# Abandoned Algarve, Portugal, October 2013



## Stealthstar79

It is amazing how many buildings were abandoned all over the resorts. Everywhere you looked there were farms, churches, houses, hotels, bars and clubs. 
You could spend all day exploring if you wished, but I assume most will be stripped, and empty of any possessions.
There was a huge number of homeless people on the streets and a problem with graffiti (most of which had a political agenda) and drugs.
Seems the buildings were home to the homeless with makeshift beds and drug use obvious. It did make the explores a little unnerving!
Seems since my last visit in 2009, the recession has hit Portugal hard, but still a beautiful place to visit for sunshine and great beaches.
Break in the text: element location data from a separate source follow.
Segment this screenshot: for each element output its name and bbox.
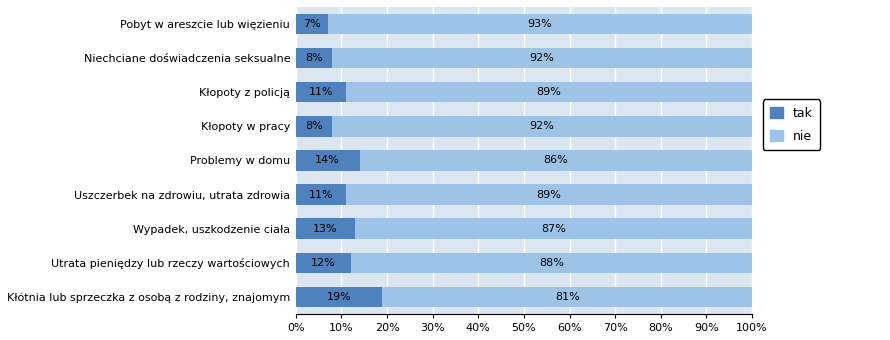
- Text: 88%: 88%: [538, 258, 563, 268]
- Bar: [383, 287, 752, 307]
- Bar: [328, 14, 752, 34]
- Text: 89%: 89%: [537, 190, 562, 200]
- Text: 93%: 93%: [528, 19, 553, 29]
- Text: 92%: 92%: [530, 121, 554, 131]
- Bar: [332, 48, 752, 68]
- Bar: [346, 82, 752, 102]
- Text: 12%: 12%: [311, 258, 336, 268]
- Bar: [332, 116, 752, 137]
- Text: 89%: 89%: [537, 87, 562, 97]
- Text: 8%: 8%: [305, 121, 323, 131]
- Bar: [295, 14, 328, 34]
- Text: 11%: 11%: [309, 87, 333, 97]
- Text: 86%: 86%: [544, 155, 568, 166]
- Text: 11%: 11%: [309, 190, 333, 200]
- Bar: [295, 253, 351, 273]
- Bar: [295, 287, 383, 307]
- Bar: [355, 219, 752, 239]
- Bar: [295, 184, 346, 205]
- Bar: [295, 82, 346, 102]
- Text: 81%: 81%: [554, 292, 579, 302]
- Bar: [295, 48, 332, 68]
- Text: 13%: 13%: [313, 224, 337, 234]
- Text: 19%: 19%: [327, 292, 352, 302]
- Bar: [360, 150, 752, 171]
- Text: 7%: 7%: [303, 19, 320, 29]
- Bar: [295, 219, 355, 239]
- Text: 8%: 8%: [305, 53, 323, 63]
- Bar: [351, 253, 752, 273]
- Bar: [295, 116, 332, 137]
- Legend: tak, nie: tak, nie: [763, 99, 821, 150]
- Bar: [295, 150, 360, 171]
- Bar: [346, 184, 752, 205]
- Text: 14%: 14%: [315, 155, 340, 166]
- Text: 92%: 92%: [530, 53, 554, 63]
- Text: 87%: 87%: [541, 224, 566, 234]
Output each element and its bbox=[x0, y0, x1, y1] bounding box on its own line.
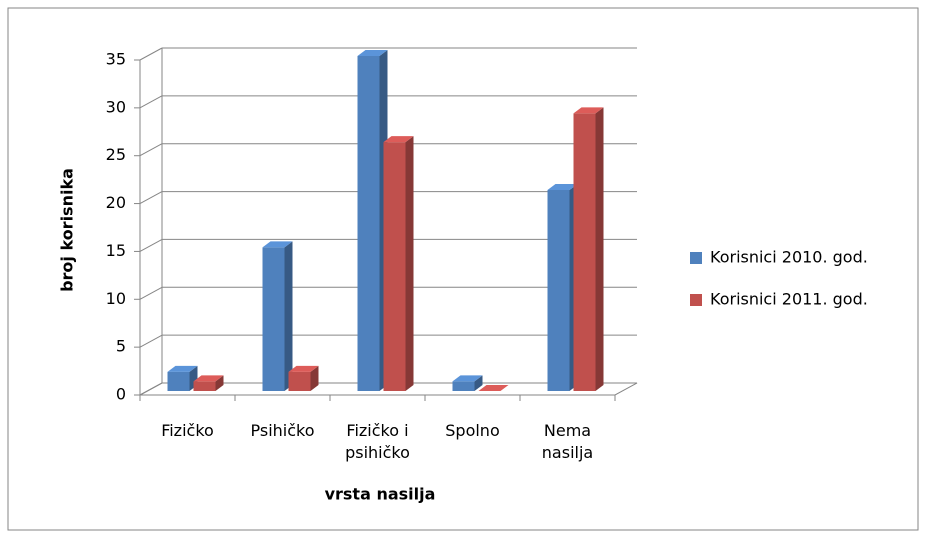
y-tick-label: 0 bbox=[116, 385, 126, 404]
grid-line bbox=[139, 47, 163, 61]
bar-top bbox=[288, 365, 319, 372]
legend-swatch bbox=[690, 294, 702, 306]
bar-top bbox=[167, 365, 198, 372]
bar-top bbox=[452, 375, 483, 382]
x-tick-label-line: psihičko bbox=[345, 443, 410, 462]
bar bbox=[357, 56, 380, 391]
grid-line bbox=[139, 191, 163, 205]
bar-top bbox=[547, 184, 578, 190]
bar bbox=[262, 247, 285, 391]
y-tick-label: 35 bbox=[106, 50, 126, 69]
x-tick-label-line: Spolno bbox=[445, 421, 499, 440]
bar bbox=[547, 190, 570, 391]
bar bbox=[573, 113, 596, 391]
bar bbox=[288, 371, 311, 391]
y-tick-label: 25 bbox=[106, 145, 126, 164]
bar-top bbox=[478, 385, 509, 391]
grid-line bbox=[139, 382, 163, 396]
y-tick-label: 5 bbox=[116, 337, 126, 356]
x-tick-label: Psihičko bbox=[250, 421, 314, 440]
bar bbox=[452, 381, 475, 391]
x-tick-label-line: Nema bbox=[544, 421, 591, 440]
chart-border bbox=[7, 7, 919, 531]
x-tick-label-line: nasilja bbox=[542, 443, 593, 462]
x-tick-label: Fizičko bbox=[161, 421, 214, 440]
legend-swatch bbox=[690, 252, 702, 264]
grid-line bbox=[139, 334, 163, 348]
bar-side bbox=[595, 107, 604, 391]
bar-top bbox=[262, 241, 293, 248]
bar-side bbox=[474, 375, 483, 391]
bar-top bbox=[383, 136, 414, 143]
x-tick-label-line: Psihičko bbox=[250, 421, 314, 440]
y-tick-label: 15 bbox=[106, 241, 126, 260]
legend-label: Korisnici 2010. god. bbox=[710, 248, 868, 267]
x-axis-title: vrsta nasilja bbox=[325, 485, 436, 504]
x-tick-label-line: Fizičko i bbox=[346, 421, 408, 440]
bar-top bbox=[573, 107, 604, 114]
legend-label: Korisnici 2011. god. bbox=[710, 290, 868, 309]
bar-top bbox=[357, 50, 388, 56]
grid-line bbox=[139, 238, 163, 252]
bar bbox=[193, 381, 216, 391]
bar bbox=[383, 142, 406, 391]
y-tick-label: 30 bbox=[106, 97, 126, 116]
bar-top bbox=[193, 375, 224, 382]
x-tick-label-line: Fizičko bbox=[161, 421, 214, 440]
y-tick-label: 20 bbox=[106, 193, 126, 212]
bar-side bbox=[215, 375, 224, 391]
bar-side bbox=[310, 365, 319, 391]
y-tick-label: 10 bbox=[106, 289, 126, 308]
grid-line bbox=[139, 95, 163, 109]
grid-line bbox=[139, 286, 163, 300]
x-tick-label: Nema nasilja bbox=[542, 421, 593, 462]
bar-side bbox=[284, 241, 293, 391]
y-axis-title: broj korisnika bbox=[58, 168, 77, 292]
bar bbox=[167, 371, 190, 391]
x-tick-label: Fizičko i psihičko bbox=[345, 421, 410, 462]
grid-line bbox=[139, 143, 163, 157]
x-tick-label: Spolno bbox=[445, 421, 499, 440]
bar-side bbox=[405, 136, 414, 391]
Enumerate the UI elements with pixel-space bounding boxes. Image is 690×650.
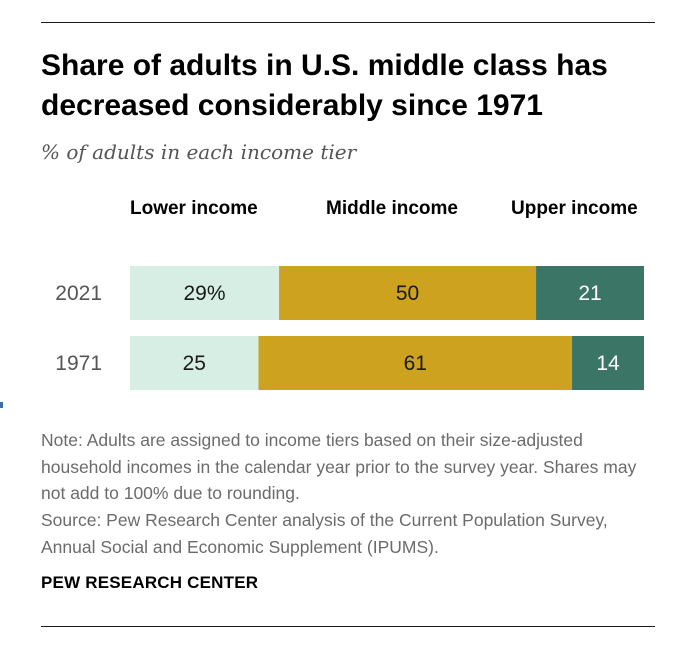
data-label-middle-income-2021: 50 xyxy=(396,282,419,305)
data-label-lower-income-1971: 25 xyxy=(183,352,206,375)
data-label-lower-income-2021: 29% xyxy=(184,282,226,305)
bottom-rule xyxy=(41,626,655,627)
bar-lower-income-2021 xyxy=(130,266,280,320)
legend-lower-income: Lower income xyxy=(130,198,258,219)
chart-subtitle: % of adults in each income tier xyxy=(41,140,357,164)
edge-mark xyxy=(0,402,3,408)
data-label-upper-income-2021: 21 xyxy=(578,282,601,305)
chart-note: Note: Adults are assigned to income tier… xyxy=(41,430,637,503)
category-label-1971: 1971 xyxy=(55,352,102,375)
bar-middle-income-2021 xyxy=(279,266,537,320)
chart-title: Share of adults in U.S. middle class has… xyxy=(41,49,608,122)
top-rule xyxy=(41,22,655,23)
category-label-2021: 2021 xyxy=(55,282,102,305)
legend-middle-income: Middle income xyxy=(326,198,458,219)
data-label-middle-income-1971: 61 xyxy=(404,352,427,375)
bar-upper-income-2021 xyxy=(536,266,644,320)
bar-upper-income-1971 xyxy=(572,336,644,390)
chart-source: Source: Pew Research Center analysis of … xyxy=(41,510,608,557)
stacked-bar-chart: 2021 29% 50 21 1971 25 61 14 xyxy=(55,266,644,390)
data-label-upper-income-1971: 14 xyxy=(596,352,620,375)
bar-lower-income-1971 xyxy=(130,336,259,390)
bar-middle-income-1971 xyxy=(258,336,573,390)
organization-label: PEW RESEARCH CENTER xyxy=(41,573,259,592)
legend-upper-income: Upper income xyxy=(511,198,638,219)
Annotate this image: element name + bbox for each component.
The first building is a hotel, opened and closed, or built and never opened I am not sure, but if anyone is interested it's for sale! 














































































This building was a bar/restaurant


































This building stood next to the harbour of Portimao, I thought it was beautiful. The Pneus Mabor! I would have loved to see inside. Parts of the roof were collapsed which could be seen through the window from the street. Unfortunately no access..













Hope you enjoyed the pics..


----------



## flyboys90

Its quite alarming what has happened to parts of the EU.Ace pics thanks for sharing.


----------



## Nikokas

This is what happens where there is to much offer for the amount of tourists searching for it! Algatve has lost around 50% of hotel occupation in the last 10 years ...
Hey, I'm Portuguese and I haven't been to "prawn/shrimp land" (thst is what we call all the people going red instead of tanned) for at least 15 years!! 
If you want to see real Portugal and Derelict buildings that put these "in a pocket" ,and these are big and awsome, you have to go from Lisbon up !!!
Great picks!! They made me go on a nostalgic ride :/
Thanks!!!


----------



## The Wombat

Nice holiday splore


----------



## UrbanX

Wowwww!! That's lovely! I could deffo go for a couple of weeks there! 
Awesome pics as usual. 
Nikokas: When are you taking me?


----------



## Nikokas

Ah ah ah !!! I'll be heading home for Chistmas!! 
I already told you to come!!!
Thanks Stealthstar, you just "made my case" easier.


----------



## Nikokas

So, my uncle from Algarve is here in my house and he tells me that resort has been abandoned for at least 30 years and the Mabor for over 40 all due to disputes between brothers after "daddy's death" !!!!
If you go there again, my uncle also says, that the biggest concentration is in the Praia da Galé area !!!
Kisses from floaded Portugal


----------